Understanding scanning capabilities
Historical scanning
Uncover your secret debt: When you first integrate this source, GitGuardian performs a comprehensive scan of your entire content history, based on your customized perimeter. This reveals secrets that may have been exposed weeks, months, or even years ago - helping you address your existing security debt.
Real-time scanning
Catch new exposures instantly: Once integrated, GitGuardian continuously monitors your content through event-based detection. Any new or modified content containing secrets are detected immediately, allowing you to respond quickly to new exposures.
Scanning your Jira Data Center history (beta)
GitGuardian enables you and encourages you to scan the entire history of your perimeter. By executing historical scanning, all secrets present in your Jira sources prior to installing GitGuardian will be detected.

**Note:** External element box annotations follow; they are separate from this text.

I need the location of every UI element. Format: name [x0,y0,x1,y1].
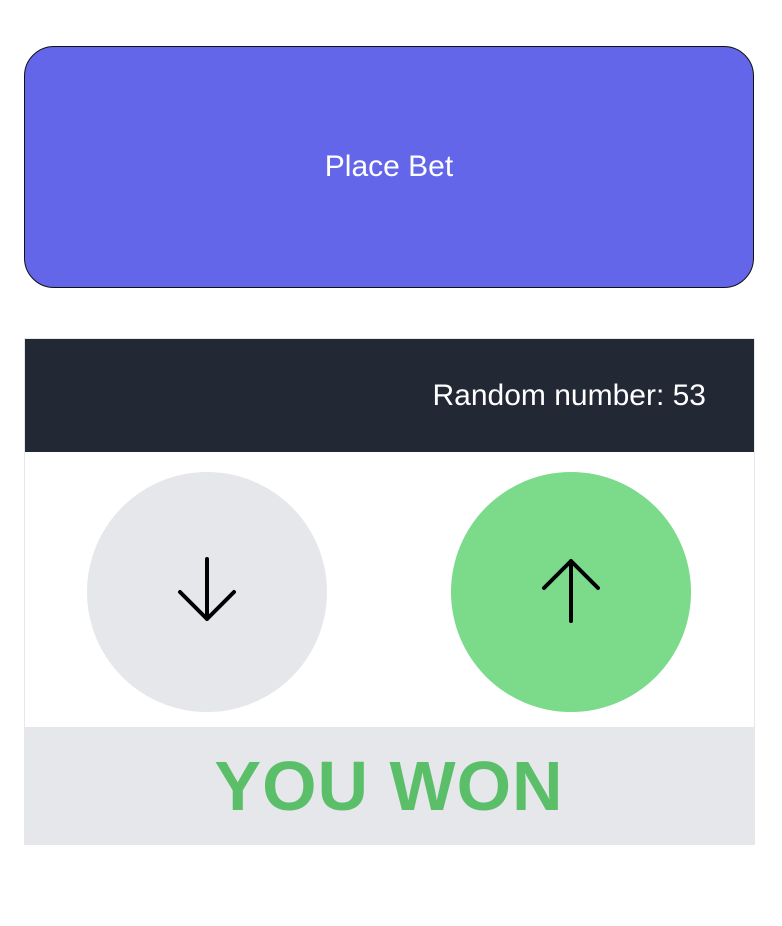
result-text: YOU WON [214,747,564,825]
game-panel: Random number: 53 YOU WON [23,338,755,845]
random-number-text: Random number: 53 [432,378,707,412]
random-number-header: Random number: 53 [25,339,754,452]
bet-higher-button[interactable] [451,472,691,712]
place-bet-button[interactable]: Place Bet [24,46,754,288]
arrow-down-icon [177,555,237,630]
result-banner: YOU WON [23,727,755,845]
bet-lower-button[interactable] [87,472,327,712]
place-bet-label: Place Bet [324,150,454,183]
arrow-up-icon [541,555,601,630]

Unlike Version Control Systems, historical scanning has to be manually executed from your perimeter page, by:
- Selecting your Confluence Data Center sources
- Clicking scan from the top action bar
Uninstall your Jira Data Center site
To uninstall a Jira Data Center site:
- In the GitGuardian platform, navigate to the Sources integration page
- Click Edit next to Jira Data Center in the Ticketing section
- Click the bin icon next to the Jira Data Center site to uninstall
- Confirm by clicking Yes, uninstall in the confirmation modal
That's it! Your Jira Data Center site is now uninstalled.
Privacy and compliance
Data handling
GitGuardian processes your data solely to detect exposed secrets:
- Read-only access: We never require write access unless scoped to creating webhooks to receive and process real-time events
- Minimal data retention: We store only data and metadata necessary for incident management
- Encryption: All data in transit and at rest is encrypted
- Compliance: We follow the same data protection standards as our other integrations
Regional considerations
GitGuardian hosts its services in two AWS regions: eu-central-1 (Frankfurt) and us-west-2 (Oregon). Ensure your GitGuardian deployment region aligns with your data residency requirements. Contact support if you need guidance on compliance with local regulations.
User notification
Country-specific laws and regulations may require you to inform your Jira Data Center users that your projects are being scanned for secrets. Here is a suggestion for a message you may want to use:
As part of our internal information security process, the company scans the Jira Data Center projects for potential secrets leaks using GitGuardian. All data collected will be processed for the purpose of detecting potential leaks. To find out more about how we manage your personal data and to exercise your rights, please refer to our employee/partner privacy notice.
Please note that only projects relating to the company's activity and business may be monitored and that users shall refrain from sharing personal or sensitive data not relevant to the project's purpose.